Tutto è iniziato l’11 novembre 2004, a Loreggia, in provincia di Padova, quando Ferdinando Ceccato, presidente della Cooperativa Sociale IRIFOR del Trentino Onlus, e il suo staff di camerieri ciechi e ipovedenti hanno guidato i commensali nell’oscurità della prima cena al buio. Da quell’esperienza nacquero i dialoghi al buio, realizzati al Mart di Rovereto, ed il bar al buio: complessivamente in una decade di attività sono state oltre 25 mila le persone che si sono cimentate con una chiacchierata nel buio più totale del museo d’arte moderna di Rovereto.
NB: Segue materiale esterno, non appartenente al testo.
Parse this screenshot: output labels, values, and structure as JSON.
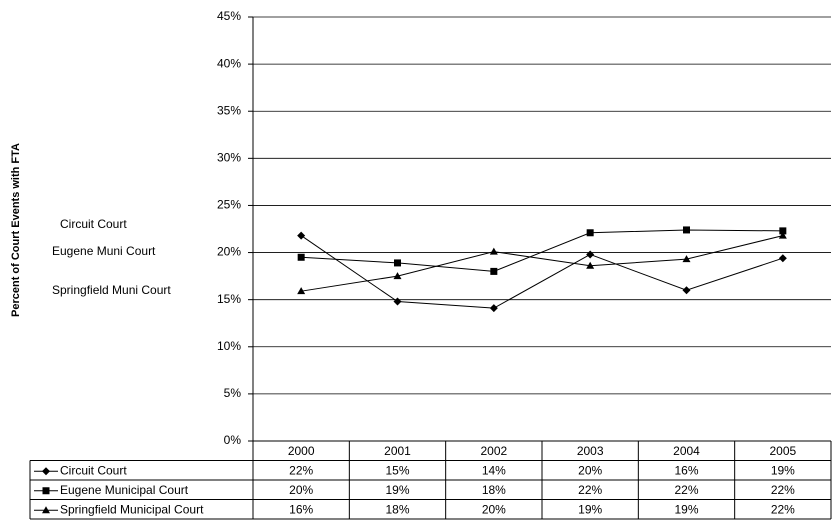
{
  "chart_data": {
    "type": "line",
    "y_label": "Percent of Court Events with FTA",
    "categories": [
      "2000",
      "2001",
      "2002",
      "2003",
      "2004",
      "2005"
    ],
    "series": [
      {
        "name": "Circuit Court",
        "color": "#000000",
        "marker": "diamond",
        "values": [
          21.8,
          14.8,
          14.1,
          19.8,
          16.0,
          19.4
        ],
        "value_labels": [
          "22%",
          "15%",
          "14%",
          "20%",
          "16%",
          "19%"
        ]
      },
      {
        "name": "Eugene Municipal Court",
        "color": "#000000",
        "marker": "square",
        "values": [
          19.5,
          18.9,
          18.0,
          22.1,
          22.4,
          22.3
        ],
        "value_labels": [
          "20%",
          "19%",
          "18%",
          "22%",
          "22%",
          "22%"
        ]
      },
      {
        "name": "Springfield Municipal Court",
        "color": "#000000",
        "marker": "triangle",
        "values": [
          15.9,
          17.5,
          20.1,
          18.6,
          19.3,
          21.8
        ],
        "value_labels": [
          "16%",
          "18%",
          "20%",
          "19%",
          "19%",
          "22%"
        ]
      }
    ],
    "annotations": [
      "Circuit Court",
      "Eugene Muni Court",
      "Springfield Muni  Court"
    ],
    "ylim": [
      0,
      45
    ],
    "yticks": [
      {
        "value": 0,
        "label": "0%"
      },
      {
        "value": 5,
        "label": "5%"
      },
      {
        "value": 10,
        "label": "10%"
      },
      {
        "value": 15,
        "label": "15%"
      },
      {
        "value": 20,
        "label": "20%"
      },
      {
        "value": 25,
        "label": "25%"
      },
      {
        "value": 30,
        "label": "30%"
      },
      {
        "value": 35,
        "label": "35%"
      },
      {
        "value": 40,
        "label": "40%"
      },
      {
        "value": 45,
        "label": "45%"
      }
    ],
    "grid": true
  }
}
Tornando alle cene al buio, questi dieci anni hanno visto i camerieri ciechi e ipovedenti in azione on oltre 400 appuntamenti, con oltre 14.000 commensali, prevalentemente sul territorio provinciale, ma lo staff di IRIFOR ha portato la propria professionalità fino in Lombardia, veneto, Friuli Venezia Giulia, Toscana e Calabria.